Mais, cette possibilité constitue aussi une sorte de piège pour le gouvernement. Car, dans l'absolu, pourquoi se limiter à une seule prolongation, pourquoi pas deux, ou trois? Après tout, l'exécutif l'a dit et répété, la guerre contre Daech ne se gagnera pas en quelques semaines ou quelques mois et le risque terroriste va rester longtemps élevé en France.

Dans ces conditions, politiquement parlant, il pourrait s'avérer très dangereux pour François Hollande, à l'approche de l'élection présidentielle, de mettre fin à l'état d'urgence. Que diront l'opposition et le Front National si, par malheur, le pays était la cible d'un nouvel attentat quelques semaines à peine après la fin de cette situation exceptionnelle ? Le président serait immédiatement taxé de laxisme.
Devant ce casse-tête, l'exécutif a, peut-être, trouvé une parade, via la réforme de la Constitution annoncée par le président de la République au lendemain des attentats du 13 novembre.
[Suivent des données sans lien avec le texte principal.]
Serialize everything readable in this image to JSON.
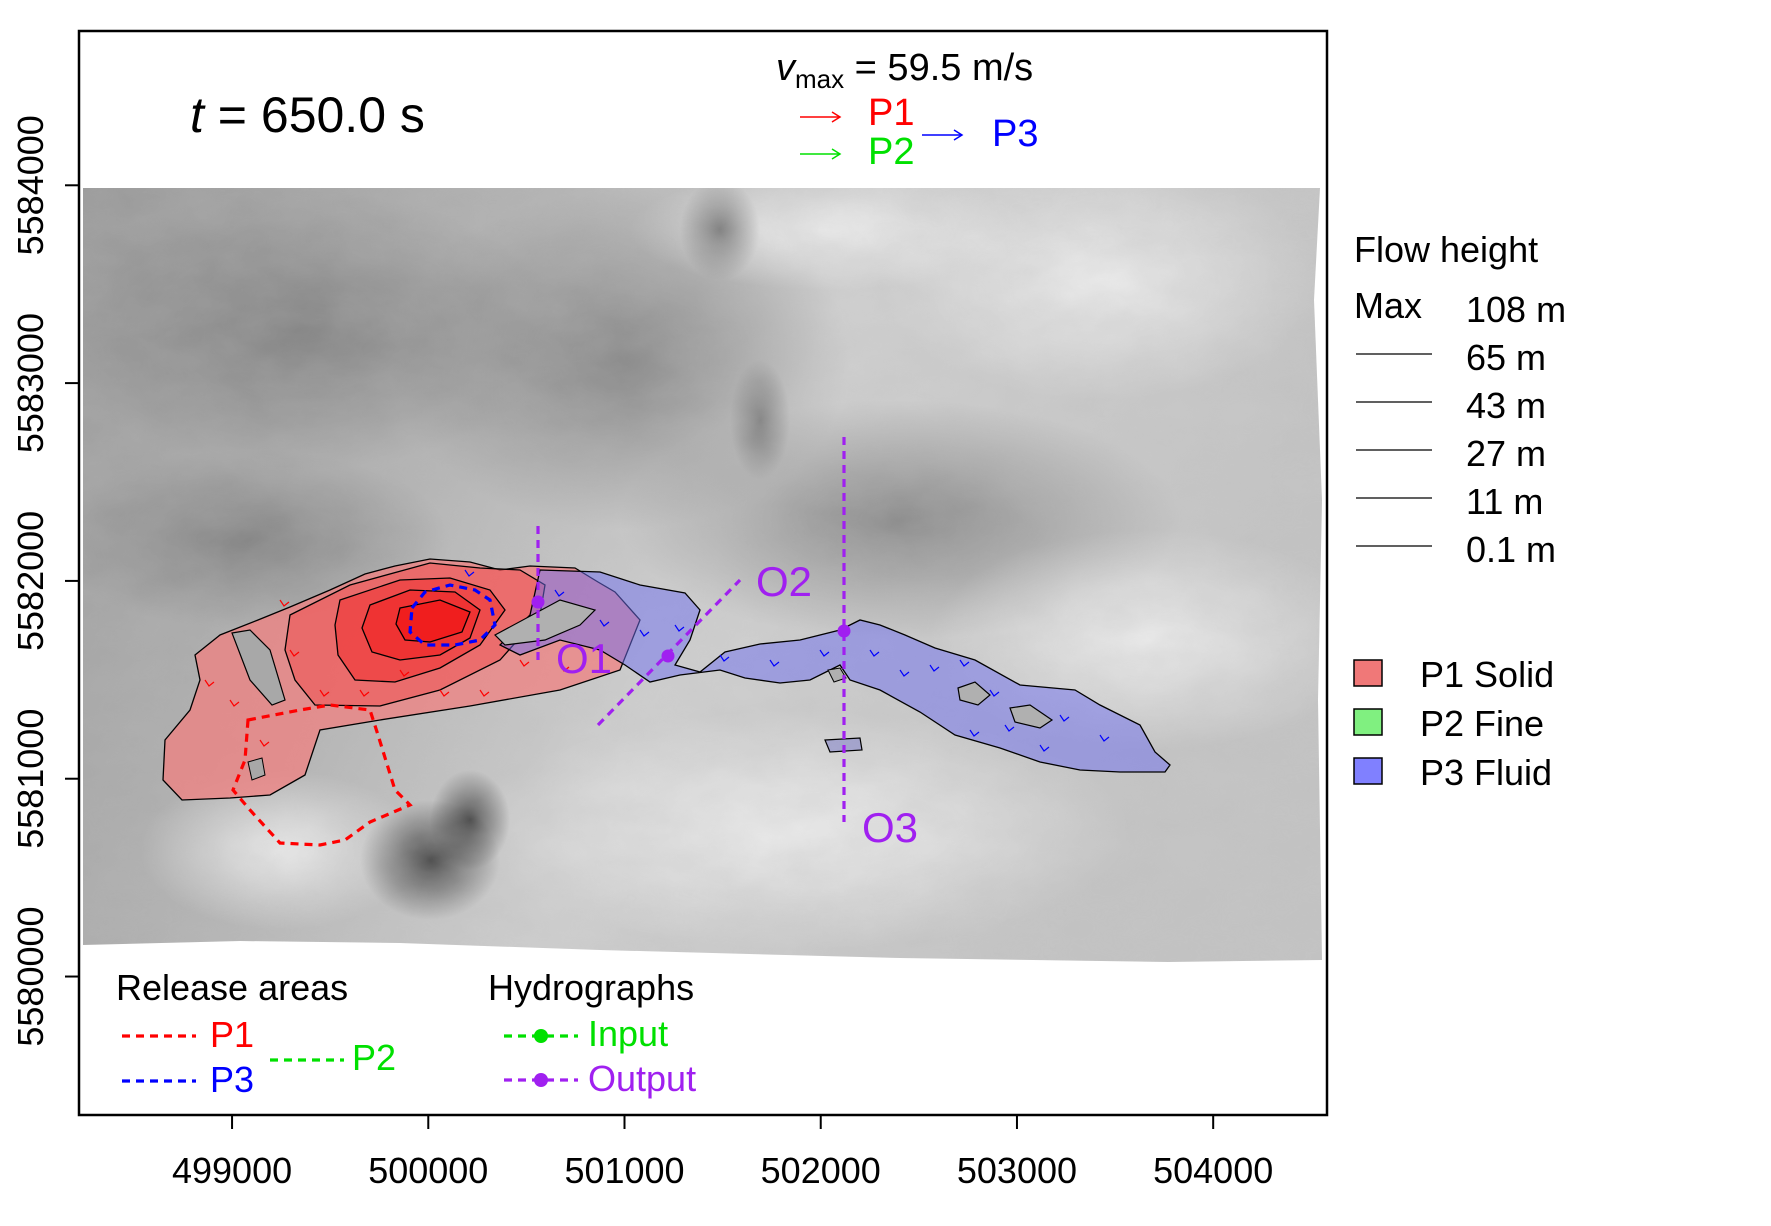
{
  "time_label": {
    "var": "t",
    "rest": " = 650.0 s"
  },
  "velocity": {
    "symbol": "v",
    "subscript": "max",
    "value": " = 59.5 m/s",
    "arrows": [
      {
        "label": "P1",
        "color": "#ff0000"
      },
      {
        "label": "P2",
        "color": "#00e000"
      },
      {
        "label": "P3",
        "color": "#0000ff"
      }
    ]
  },
  "axes": {
    "x_ticks": [
      "499000",
      "500000",
      "501000",
      "502000",
      "503000",
      "504000"
    ],
    "x_tick_values": [
      499000,
      500000,
      501000,
      502000,
      503000,
      504000
    ],
    "y_ticks": [
      "5580000",
      "5581000",
      "5582000",
      "5583000",
      "5584000"
    ],
    "y_tick_values": [
      5580000,
      5581000,
      5582000,
      5583000,
      5584000
    ],
    "x_range": [
      498220,
      504580
    ],
    "y_range": [
      5579300,
      5584780
    ]
  },
  "flow_height_legend": {
    "title": "Flow height",
    "max_label": "Max",
    "levels": [
      "108 m",
      "65 m",
      "43 m",
      "27 m",
      "11 m",
      "0.1 m"
    ]
  },
  "phase_legend": {
    "items": [
      {
        "label": "P1 Solid",
        "color": "#f07878"
      },
      {
        "label": "P2 Fine",
        "color": "#80f080"
      },
      {
        "label": "P3 Fluid",
        "color": "#8080ff"
      }
    ]
  },
  "release_legend": {
    "title": "Release areas",
    "items": [
      {
        "label": "P1",
        "color": "#ff0000"
      },
      {
        "label": "P2",
        "color": "#00e000"
      },
      {
        "label": "P3",
        "color": "#0000ff"
      }
    ]
  },
  "hydro_legend": {
    "title": "Hydrographs",
    "items": [
      {
        "label": "Input",
        "color": "#00e000"
      },
      {
        "label": "Output",
        "color": "#a020f0"
      }
    ]
  },
  "hydrographs": [
    {
      "label": "O1"
    },
    {
      "label": "O2"
    },
    {
      "label": "O3"
    }
  ],
  "colors": {
    "solid": "#f04040",
    "fluid": "#7070e8",
    "output": "#a020f0"
  }
}
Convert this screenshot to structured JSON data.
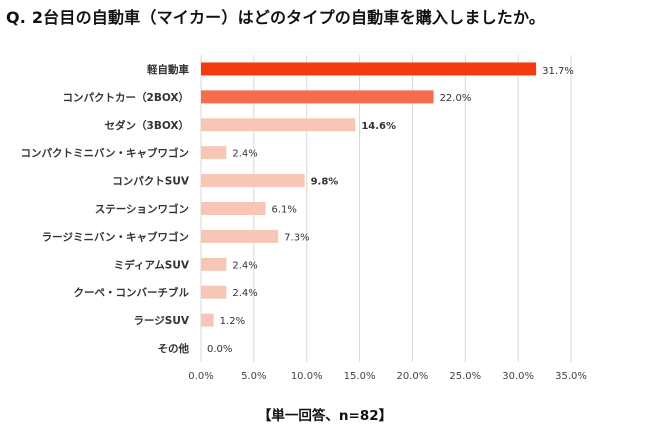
{
  "header": {
    "title": "Q. 2台目の自動車（マイカー）はどのタイプの自動車を購入しましたか。"
  },
  "footer": {
    "note": "【単一回答、n=82】"
  },
  "colors": {
    "top": "#f43a0e",
    "second": "#f46e4e",
    "rest": "#f8c6b4",
    "grid": "#d9d9d9",
    "top_label": "#e8380d"
  },
  "chart_data": {
    "type": "bar",
    "orientation": "horizontal",
    "categories": [
      "軽自動車",
      "コンパクトカー（2BOX）",
      "セダン（3BOX）",
      "コンパクトミニバン・キャブワゴン",
      "コンパクトSUV",
      "ステーションワゴン",
      "ラージミニバン・キャブワゴン",
      "ミディアムSUV",
      "クーペ・コンバーチブル",
      "ラージSUV",
      "その他"
    ],
    "values": [
      31.7,
      22.0,
      14.6,
      2.4,
      9.8,
      6.1,
      7.3,
      2.4,
      2.4,
      1.2,
      0.0
    ],
    "value_labels": [
      "31.7%",
      "22.0%",
      "14.6%",
      "2.4%",
      "9.8%",
      "6.1%",
      "7.3%",
      "2.4%",
      "2.4%",
      "1.2%",
      "0.0%"
    ],
    "xlim": [
      0,
      35
    ],
    "x_ticks": [
      "0.0%",
      "5.0%",
      "10.0%",
      "15.0%",
      "20.0%",
      "25.0%",
      "30.0%",
      "35.0%"
    ],
    "grid": true,
    "xlabel": "",
    "ylabel": ""
  }
}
Une réforme constitutionnelle à la rescousse

En effet, un avant-projet de loi constitutionnelle, - dénommé « de la protection de la nation »- a été envoyé mardi 1er décembre pour avis au Conseil d'Etat, avant son probable examen en Conseil des ministres du 23 décembre. Or, l'un des nouveaux articles introduit dans la constitution prévoirait, non pas une durée maximum de l'état d'urgence mais, en revanche que «certaines des mesures qui avaient été mises en œuvre pendant l'état d'urgence puissent avoir des effets après la fin de l'état d'urgence, pendant une durée maximale de six mois ».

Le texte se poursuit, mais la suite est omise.